Abdullah Al Ishtiaq,Sarkar Snigdha Sarathi Das,Syed Md Mukit Rashid,Ali Ranjbar,Kai Tu,Tianwei Wu,Zhezheng Song,Weixuan Wang,Mujtahid Akon,Rui Zhang,Syed Rafiul Hussain
2023-10-12
Abstract:In this paper, we present Hermes, an end-to-end framework to automatically generate formal representations from natural language cellular specifications. We first develop a neural constituency parser, NEUTREX, to process transition-relevant texts and extract transition components (i.e., states, conditions, and actions). We also design a domain-specific language to translate these transition components to logical formulas by leveraging dependency parse trees. Finally, we compile these logical formulas to generate transitions and create the formal model as finite state machines. To demonstrate the effectiveness of Hermes, we evaluate it on 4G NAS, 5G NAS, and 5G RRC specifications and obtain an overall accuracy of 81-87%, which is a substantial improvement over the state-of-the-art.
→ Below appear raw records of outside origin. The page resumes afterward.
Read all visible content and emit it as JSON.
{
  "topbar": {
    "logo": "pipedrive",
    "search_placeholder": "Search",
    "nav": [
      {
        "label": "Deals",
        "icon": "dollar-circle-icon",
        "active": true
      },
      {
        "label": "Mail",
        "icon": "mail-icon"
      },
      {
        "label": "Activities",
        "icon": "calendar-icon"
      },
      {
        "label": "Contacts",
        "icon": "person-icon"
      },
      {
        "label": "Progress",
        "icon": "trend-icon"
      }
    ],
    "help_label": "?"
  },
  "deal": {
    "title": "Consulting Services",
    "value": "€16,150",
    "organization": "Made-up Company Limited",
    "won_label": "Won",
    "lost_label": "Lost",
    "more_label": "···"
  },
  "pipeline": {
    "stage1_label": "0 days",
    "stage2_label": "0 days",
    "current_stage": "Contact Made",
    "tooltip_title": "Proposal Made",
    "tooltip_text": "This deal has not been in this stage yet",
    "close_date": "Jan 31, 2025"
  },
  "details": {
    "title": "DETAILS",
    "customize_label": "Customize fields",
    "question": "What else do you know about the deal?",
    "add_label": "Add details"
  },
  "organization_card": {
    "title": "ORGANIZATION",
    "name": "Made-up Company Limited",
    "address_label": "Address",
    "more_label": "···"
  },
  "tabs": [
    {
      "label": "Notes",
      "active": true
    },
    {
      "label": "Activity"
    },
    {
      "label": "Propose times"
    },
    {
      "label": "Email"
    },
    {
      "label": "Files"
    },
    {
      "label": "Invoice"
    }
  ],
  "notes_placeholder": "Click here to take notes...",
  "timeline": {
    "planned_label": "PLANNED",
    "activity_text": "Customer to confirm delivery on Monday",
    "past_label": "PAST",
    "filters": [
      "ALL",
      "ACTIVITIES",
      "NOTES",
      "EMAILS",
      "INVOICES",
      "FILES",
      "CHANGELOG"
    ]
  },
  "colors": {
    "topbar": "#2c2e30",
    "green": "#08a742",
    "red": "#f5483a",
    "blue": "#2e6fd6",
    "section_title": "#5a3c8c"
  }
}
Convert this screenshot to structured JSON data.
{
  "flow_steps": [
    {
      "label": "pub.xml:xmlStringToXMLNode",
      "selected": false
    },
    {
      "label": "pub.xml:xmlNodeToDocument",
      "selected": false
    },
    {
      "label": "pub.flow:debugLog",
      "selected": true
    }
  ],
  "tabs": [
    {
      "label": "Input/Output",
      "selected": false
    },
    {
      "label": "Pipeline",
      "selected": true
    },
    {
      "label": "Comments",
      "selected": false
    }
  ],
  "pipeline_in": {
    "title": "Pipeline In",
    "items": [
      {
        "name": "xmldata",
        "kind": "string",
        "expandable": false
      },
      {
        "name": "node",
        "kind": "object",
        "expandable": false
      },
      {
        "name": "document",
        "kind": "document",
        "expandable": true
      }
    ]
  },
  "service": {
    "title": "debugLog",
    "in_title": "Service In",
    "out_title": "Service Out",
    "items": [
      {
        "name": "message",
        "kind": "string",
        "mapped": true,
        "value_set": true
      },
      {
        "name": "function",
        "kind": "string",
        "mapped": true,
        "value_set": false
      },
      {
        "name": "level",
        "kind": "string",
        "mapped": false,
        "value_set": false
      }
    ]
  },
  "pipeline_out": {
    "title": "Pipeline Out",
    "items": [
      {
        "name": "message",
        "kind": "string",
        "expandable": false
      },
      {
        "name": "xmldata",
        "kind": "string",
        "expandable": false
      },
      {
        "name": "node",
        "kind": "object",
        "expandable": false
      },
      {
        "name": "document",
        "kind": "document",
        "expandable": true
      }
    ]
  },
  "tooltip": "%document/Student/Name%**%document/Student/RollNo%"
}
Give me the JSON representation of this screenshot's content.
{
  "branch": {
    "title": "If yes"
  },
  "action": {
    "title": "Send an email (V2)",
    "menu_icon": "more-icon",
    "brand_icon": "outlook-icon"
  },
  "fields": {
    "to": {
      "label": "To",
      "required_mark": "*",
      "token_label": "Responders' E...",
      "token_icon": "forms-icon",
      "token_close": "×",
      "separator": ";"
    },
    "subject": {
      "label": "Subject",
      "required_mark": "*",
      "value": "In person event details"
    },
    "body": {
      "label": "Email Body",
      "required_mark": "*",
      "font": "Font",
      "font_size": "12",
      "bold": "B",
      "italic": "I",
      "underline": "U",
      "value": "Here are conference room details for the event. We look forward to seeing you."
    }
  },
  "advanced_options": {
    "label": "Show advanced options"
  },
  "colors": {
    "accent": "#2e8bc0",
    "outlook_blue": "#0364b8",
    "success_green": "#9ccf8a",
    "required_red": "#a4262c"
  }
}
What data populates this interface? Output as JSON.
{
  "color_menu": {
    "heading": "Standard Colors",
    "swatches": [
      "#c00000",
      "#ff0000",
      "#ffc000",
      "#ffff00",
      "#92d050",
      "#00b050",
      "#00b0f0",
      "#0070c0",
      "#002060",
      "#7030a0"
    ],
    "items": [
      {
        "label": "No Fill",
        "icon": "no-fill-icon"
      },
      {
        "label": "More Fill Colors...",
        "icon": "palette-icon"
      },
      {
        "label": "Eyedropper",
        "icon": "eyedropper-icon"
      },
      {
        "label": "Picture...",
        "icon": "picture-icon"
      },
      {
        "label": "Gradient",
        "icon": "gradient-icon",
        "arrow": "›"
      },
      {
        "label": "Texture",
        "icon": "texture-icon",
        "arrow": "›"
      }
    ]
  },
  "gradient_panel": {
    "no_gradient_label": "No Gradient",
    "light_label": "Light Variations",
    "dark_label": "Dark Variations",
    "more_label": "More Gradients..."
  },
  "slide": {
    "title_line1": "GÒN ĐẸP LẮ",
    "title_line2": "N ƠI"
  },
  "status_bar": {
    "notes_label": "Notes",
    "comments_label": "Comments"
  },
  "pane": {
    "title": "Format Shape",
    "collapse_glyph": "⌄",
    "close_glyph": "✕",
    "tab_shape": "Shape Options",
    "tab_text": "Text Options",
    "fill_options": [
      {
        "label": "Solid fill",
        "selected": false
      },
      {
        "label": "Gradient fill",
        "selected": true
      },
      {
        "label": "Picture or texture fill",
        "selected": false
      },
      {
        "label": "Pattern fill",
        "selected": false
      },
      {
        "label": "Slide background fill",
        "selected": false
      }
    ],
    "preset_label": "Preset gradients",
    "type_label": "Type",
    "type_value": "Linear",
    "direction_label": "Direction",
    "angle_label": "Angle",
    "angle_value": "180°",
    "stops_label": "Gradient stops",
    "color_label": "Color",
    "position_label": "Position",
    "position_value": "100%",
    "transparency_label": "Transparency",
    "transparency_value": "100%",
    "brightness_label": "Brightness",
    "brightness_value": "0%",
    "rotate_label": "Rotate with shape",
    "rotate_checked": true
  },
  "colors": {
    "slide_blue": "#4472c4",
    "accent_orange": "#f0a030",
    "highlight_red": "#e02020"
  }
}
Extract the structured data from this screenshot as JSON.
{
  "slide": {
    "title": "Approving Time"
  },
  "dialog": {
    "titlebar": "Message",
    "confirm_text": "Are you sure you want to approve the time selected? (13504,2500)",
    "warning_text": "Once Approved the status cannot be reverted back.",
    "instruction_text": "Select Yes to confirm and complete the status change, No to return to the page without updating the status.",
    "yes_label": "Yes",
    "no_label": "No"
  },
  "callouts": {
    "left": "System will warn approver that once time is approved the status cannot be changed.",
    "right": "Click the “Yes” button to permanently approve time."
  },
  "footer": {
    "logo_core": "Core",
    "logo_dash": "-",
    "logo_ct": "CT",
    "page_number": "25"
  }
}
Our security analysis of the extracted models uncovers 3 new vulnerabilities and identifies 19 previous attacks in 4G and 5G specifications, and 7 deviations in commercial 4G basebands.
Cryptography and Security,Artificial Intelligence,Computation and Language
What problem does this paper attempt to address?
The main problem that this paper attempts to solve is to automatically extract formal models from cellular network specifications described in natural language for more effective security analysis. Specifically, the authors propose a framework named Hermes, which can automatically generate formal representation methods, such as finite - state machines (FSM), from cellular network protocol specifications described in natural language. This process mainly includes the following steps: 1. **Developing the Neural Constituent Parser (NEUTREX)**: First, the paper introduces NEUTREX, a neural constituent parser used to process transformation - related texts and extract transformation components (i.e., states, conditions, and actions) from them. 2. **Designing a Domain - Specific Language (DSL)**: Next, the paper designs a domain - specific language that converts these transformation components into logical formulas by using dependency parse trees. 3. **Compiling Logical Formulas to Generate FSM**: Finally, these logical formulas are compiled to generate transitions and create formal models as finite - state machines. The paper also shows the effectiveness evaluation of Hermes on 4G NAS, 5G NAS, and 5G RRC specifications, with an overall accuracy rate reaching 81% - 87%, which is significantly better than the existing technology. In addition, through the security analysis of the extracted models, Hermes has discovered three new vulnerabilities, confirmed 19 previously known attacks in 4G and 5G specifications, and seven deviations in commercial 4G base stations. In conclusion, this paper aims to improve the efficiency of security analysis of cellular network protocols through automated tools, reduce the complexity and error rate of manually constructing formal models, and thus better identify and fix potential security vulnerabilities.